Deus não pode, por exemplo, fazer o universo existir e não existir ao mesmo tempo.
Ou Deus não pode criar outro Deus pois deixaria de ser Deus.
Em resumo,dizer que Deus é onipotente é o mesmo que dizer que Deus pode todas as coisas dentre as coisas que são absolutamente possíveis.
Coisas absolutamente possíveis são aquelas cujo sujeito é compatível com o objeto. Coisas absolutamente impossíveis são o contrário: quando o sujeito é incompatível (ou contraditório) com o objeto.

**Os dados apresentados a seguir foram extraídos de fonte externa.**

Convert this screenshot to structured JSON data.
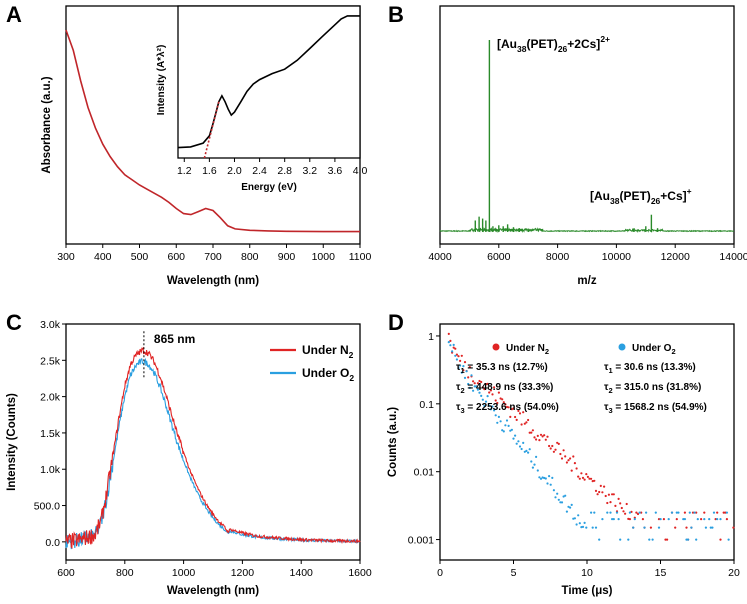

Com base nesse raciocínio aristotélico entendemos que Deus não criou o mal mas o permitiu.Uma vez que o livre arbítrio só existe para as criaturas e não para o Criador.Deus não pode ser corrompido por causa de sua natureza mas as suas criaturas podem.A respeito da criação de Deus a biblia relata que sua criação era completamente boa,e era.O homem era bom e tudo quanto fora criado também.Mas o homem se deixou corromper por uma criatura já corrompida,mas tinha a livre escolha de optar pelo bem.Porém a natureza humana é vulneravel e fraca(no entanto é indiscutivel dizer que é inteiramente capaz de resistir ao mal).Imagine um homem puro sem conhecimento nem do mal nem mesmo do bem?Numa sociedade como a de hoje existe a tecnologia,a intelectualidade,inumeras fontes formadoras de caráter e de opinião mas esse não era o caso de Adão e de Eva que eram seres puros e sem conhecimento(me refiro a conhecimento intelectual pois eles conheciam Deus e sabiam onde estavam os limites de suas ações).Esses foram persuadidos por um ser corrompido que escolheu deixar de fazer o bem no seu coração.E Deus assim permitiu por existir o livre arbitrio entre os seres de sua criação(o que não existe para Deus pois sendo incorruptivel nunca mudará).Desda forma Deus não "criou" o mal mas ele simplesmente permitiu para provar a natureza dos seres.O mal é consequencia direta das ações dos seres individuais que fazem suas escolhas e não responsabilidade de Deus.Podemos dizer que a criação seria boa até hoje como diz os relatos de Genesis,se o homem tivesse resistido ao mal,mas ele não quis,e nem está iteressado nisso até os dias de hoje.E ainda tem a cara de pau de botar a culpa da sua maldade em Deus.